JMdictProject / JMdictIssues

JMdict Japanese dictionary - lexicographic, etc. issues management
18 stars 1 forks source link

JMdict NG (next generation) progress and release date #136

Open parfait8566 opened 2 months ago

parfait8566 commented 2 months ago

Previous two issues were closed. In #116 early summer was put on the table, but I guess it might have been delayed. Again, I really don't want to put any pressure and I'm just curious about the progress. One question I have is if it wouldn't be better to have some sort of "pitch accent box" in JMdictDB where the community can add or edit info in order to already cover a lot of entries when JMdict NG officially releases. Side note, I think that the NHK accent dictionary also includes the pitch accent of inflected verbs and adjectives. Will this be included in JMdict?

parfait8566 commented 5 days ago

Another question: pitch accent can change depending on POS. Sometimes JMdict has different POSs in the same sense. Would this be handled correctly?

yamagoya commented 4 days ago

Sorry, I missed the Aug 31 comment.

Regarding progress, I ran into some health issues this year that have got in the way. Am trying to work around those.
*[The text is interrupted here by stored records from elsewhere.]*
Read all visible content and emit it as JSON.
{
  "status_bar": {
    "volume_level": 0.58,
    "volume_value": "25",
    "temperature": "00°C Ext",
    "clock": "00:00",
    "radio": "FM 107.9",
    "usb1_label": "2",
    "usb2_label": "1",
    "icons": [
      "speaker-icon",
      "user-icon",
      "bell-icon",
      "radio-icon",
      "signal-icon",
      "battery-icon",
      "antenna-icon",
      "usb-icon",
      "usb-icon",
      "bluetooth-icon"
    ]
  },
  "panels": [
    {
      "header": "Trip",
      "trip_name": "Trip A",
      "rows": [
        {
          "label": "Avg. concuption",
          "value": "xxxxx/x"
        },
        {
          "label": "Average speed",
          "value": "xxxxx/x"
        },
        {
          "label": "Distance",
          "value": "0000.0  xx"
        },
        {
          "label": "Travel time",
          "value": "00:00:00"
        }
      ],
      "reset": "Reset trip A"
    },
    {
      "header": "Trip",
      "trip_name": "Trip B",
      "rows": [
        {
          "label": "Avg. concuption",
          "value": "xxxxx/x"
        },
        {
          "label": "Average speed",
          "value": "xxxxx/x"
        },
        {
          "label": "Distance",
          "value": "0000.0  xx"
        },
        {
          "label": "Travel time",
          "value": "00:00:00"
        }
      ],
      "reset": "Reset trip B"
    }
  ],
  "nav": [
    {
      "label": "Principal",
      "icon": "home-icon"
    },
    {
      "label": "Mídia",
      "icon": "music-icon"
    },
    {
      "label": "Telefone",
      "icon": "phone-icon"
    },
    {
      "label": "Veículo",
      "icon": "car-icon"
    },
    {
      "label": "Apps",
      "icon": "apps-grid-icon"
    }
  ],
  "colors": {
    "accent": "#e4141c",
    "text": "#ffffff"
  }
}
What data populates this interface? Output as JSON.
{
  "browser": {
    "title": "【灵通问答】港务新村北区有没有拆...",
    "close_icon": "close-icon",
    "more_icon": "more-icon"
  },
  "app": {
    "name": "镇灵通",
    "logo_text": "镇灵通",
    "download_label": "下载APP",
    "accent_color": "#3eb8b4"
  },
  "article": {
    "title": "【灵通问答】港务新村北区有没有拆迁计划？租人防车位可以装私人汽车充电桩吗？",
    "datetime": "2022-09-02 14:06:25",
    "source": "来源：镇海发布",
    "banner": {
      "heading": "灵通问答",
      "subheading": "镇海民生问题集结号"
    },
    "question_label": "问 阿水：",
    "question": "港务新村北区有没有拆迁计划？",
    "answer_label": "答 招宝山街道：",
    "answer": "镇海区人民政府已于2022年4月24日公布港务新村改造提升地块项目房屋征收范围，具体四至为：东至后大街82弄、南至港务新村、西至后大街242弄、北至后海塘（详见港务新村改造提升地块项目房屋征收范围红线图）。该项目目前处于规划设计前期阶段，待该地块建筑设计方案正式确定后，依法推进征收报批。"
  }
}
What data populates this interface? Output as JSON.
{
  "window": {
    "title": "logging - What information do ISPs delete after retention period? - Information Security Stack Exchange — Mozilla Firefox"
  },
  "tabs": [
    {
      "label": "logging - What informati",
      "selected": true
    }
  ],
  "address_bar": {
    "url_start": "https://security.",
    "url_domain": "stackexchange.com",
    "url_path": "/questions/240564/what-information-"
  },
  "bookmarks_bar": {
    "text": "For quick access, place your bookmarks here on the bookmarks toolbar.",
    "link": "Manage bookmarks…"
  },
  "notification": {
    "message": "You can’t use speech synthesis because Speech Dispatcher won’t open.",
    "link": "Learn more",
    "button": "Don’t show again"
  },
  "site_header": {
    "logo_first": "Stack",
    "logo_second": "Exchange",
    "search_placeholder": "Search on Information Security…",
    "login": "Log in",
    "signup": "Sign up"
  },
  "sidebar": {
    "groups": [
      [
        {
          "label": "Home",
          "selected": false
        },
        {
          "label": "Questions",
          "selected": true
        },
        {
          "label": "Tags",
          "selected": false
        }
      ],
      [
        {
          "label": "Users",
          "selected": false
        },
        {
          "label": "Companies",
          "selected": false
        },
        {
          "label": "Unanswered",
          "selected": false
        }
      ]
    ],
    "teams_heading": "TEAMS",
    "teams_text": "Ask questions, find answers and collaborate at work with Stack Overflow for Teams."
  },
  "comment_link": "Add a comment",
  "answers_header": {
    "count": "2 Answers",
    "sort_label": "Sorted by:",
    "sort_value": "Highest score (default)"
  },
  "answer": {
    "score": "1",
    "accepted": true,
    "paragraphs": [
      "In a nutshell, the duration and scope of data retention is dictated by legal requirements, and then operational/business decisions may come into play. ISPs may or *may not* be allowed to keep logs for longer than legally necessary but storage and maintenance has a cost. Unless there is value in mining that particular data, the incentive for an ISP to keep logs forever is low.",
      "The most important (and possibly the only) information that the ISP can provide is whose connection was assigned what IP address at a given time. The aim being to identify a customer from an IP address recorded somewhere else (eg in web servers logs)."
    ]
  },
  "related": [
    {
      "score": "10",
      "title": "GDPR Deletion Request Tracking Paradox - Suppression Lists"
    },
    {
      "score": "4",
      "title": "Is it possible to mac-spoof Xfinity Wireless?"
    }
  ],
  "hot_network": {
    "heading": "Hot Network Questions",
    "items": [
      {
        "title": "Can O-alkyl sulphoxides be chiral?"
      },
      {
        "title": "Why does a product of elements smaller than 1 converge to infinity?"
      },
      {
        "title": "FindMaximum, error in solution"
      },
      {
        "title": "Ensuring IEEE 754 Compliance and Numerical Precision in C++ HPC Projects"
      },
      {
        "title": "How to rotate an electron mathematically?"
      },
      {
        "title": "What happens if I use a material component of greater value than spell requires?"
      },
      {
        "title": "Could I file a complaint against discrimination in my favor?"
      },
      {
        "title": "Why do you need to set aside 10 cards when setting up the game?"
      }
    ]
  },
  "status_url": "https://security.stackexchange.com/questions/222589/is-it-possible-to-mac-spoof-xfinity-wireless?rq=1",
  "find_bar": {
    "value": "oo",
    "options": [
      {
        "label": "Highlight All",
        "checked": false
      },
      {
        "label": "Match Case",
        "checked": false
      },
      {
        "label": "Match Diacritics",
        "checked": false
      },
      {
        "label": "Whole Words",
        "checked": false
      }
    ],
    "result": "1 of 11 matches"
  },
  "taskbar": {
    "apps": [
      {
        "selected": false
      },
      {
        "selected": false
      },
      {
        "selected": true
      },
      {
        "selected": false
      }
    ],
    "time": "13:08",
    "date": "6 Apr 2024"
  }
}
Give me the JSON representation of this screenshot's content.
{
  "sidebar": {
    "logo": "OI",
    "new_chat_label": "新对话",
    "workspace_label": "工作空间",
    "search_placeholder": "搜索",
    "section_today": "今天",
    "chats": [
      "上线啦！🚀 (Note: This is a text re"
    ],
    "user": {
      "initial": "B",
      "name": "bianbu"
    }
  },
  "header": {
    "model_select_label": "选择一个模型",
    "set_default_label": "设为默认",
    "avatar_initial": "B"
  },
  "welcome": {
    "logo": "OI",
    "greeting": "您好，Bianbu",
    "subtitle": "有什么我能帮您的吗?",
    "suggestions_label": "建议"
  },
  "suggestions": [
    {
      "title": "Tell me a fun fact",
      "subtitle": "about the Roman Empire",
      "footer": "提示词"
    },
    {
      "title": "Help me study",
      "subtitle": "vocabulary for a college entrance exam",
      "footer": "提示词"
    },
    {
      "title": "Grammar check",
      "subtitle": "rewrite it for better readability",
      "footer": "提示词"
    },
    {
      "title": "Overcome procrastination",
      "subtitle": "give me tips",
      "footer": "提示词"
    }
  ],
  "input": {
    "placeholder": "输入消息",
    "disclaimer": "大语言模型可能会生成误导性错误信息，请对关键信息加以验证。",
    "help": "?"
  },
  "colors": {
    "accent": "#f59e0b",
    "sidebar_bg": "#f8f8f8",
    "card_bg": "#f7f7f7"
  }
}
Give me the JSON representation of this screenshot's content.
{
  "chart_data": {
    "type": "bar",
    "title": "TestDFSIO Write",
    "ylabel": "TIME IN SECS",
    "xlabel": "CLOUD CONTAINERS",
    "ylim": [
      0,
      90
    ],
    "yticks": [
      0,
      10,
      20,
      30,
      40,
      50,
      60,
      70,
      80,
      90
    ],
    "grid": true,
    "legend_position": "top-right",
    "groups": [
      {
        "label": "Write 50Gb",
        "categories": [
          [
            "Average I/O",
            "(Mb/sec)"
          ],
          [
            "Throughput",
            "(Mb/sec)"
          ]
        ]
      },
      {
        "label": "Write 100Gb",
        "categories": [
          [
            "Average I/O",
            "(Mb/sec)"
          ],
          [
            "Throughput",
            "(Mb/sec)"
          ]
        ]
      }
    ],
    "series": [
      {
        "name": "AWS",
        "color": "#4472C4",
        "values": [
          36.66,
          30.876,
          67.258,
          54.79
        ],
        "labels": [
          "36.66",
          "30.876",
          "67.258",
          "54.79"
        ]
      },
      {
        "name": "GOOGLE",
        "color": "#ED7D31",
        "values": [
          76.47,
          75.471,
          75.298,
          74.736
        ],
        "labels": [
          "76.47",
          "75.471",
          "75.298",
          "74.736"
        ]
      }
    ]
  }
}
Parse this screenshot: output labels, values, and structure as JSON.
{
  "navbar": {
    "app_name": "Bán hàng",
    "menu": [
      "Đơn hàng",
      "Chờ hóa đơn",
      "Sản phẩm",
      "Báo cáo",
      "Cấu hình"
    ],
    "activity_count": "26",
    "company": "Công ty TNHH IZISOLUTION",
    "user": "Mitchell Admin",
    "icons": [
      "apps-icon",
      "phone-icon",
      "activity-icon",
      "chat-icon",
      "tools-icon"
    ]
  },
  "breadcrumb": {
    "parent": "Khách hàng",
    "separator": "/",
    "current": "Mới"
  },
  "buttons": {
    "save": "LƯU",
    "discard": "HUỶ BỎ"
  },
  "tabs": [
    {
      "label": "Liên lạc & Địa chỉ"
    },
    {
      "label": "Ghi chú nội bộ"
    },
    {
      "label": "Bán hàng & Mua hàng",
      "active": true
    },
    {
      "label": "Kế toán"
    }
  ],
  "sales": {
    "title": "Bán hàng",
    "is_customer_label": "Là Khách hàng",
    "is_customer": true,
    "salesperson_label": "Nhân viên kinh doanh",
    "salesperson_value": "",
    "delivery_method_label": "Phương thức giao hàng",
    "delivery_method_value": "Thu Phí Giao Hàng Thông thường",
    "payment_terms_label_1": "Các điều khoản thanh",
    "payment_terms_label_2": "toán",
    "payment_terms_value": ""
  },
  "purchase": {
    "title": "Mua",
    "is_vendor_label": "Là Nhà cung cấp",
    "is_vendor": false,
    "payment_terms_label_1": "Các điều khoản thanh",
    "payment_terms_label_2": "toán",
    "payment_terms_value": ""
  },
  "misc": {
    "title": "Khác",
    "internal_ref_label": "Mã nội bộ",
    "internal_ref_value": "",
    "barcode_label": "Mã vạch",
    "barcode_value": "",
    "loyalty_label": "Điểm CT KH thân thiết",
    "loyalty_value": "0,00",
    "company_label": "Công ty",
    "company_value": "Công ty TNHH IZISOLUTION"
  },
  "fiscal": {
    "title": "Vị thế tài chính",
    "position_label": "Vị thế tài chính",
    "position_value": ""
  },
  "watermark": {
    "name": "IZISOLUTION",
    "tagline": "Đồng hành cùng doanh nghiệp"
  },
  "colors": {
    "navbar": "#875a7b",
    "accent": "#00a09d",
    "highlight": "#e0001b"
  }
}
Will this [NHK accent dictionary] be included in JMdict? Not by me although if someone wants to extract and reformat the info there for inclusion in the database, that would be fine with me. A look will probably need to be taken at potential copyright issues though.

Would this [pitch accent dependencies on POS] be handled correctly? Currently no, there is no provision for different pitch accents for different parts-of-speech.

stephenmk commented 3 days ago

A look will probably need to be taken at potential copyright issues though.

I'm not a lawyer, but my understanding is that sweat of the brow copyright protections don't exist in Australia, the US, and the UK. So large collections of facts such as telephone numbers, television broadcast schedules, or pitch accent locations wouldn't be copyrightable even if the collection of the data required substantial original research and labor. No idea what the legal situation is in Japan, though.

JMdictProject commented 3 hours ago

I think the NG is quite a way off. Once the revised database is ready, there will be a complex task of changing over to it as well as keeping all the legacy systems working.

We haven't considered how the JMdictDB interface will look, but I do not favour introducing more boxes. The JEL language approach used for the information fields should be able to handle additional information such as pitch accents associated with readings. As for including information such as pitch accent from various sources, I expect that eventually some form of bulk update may be possible. Of course, the NHK ones are a possible source.

Re pitch accent and POS, we'll have to consider that issue eventually. It won't be simple.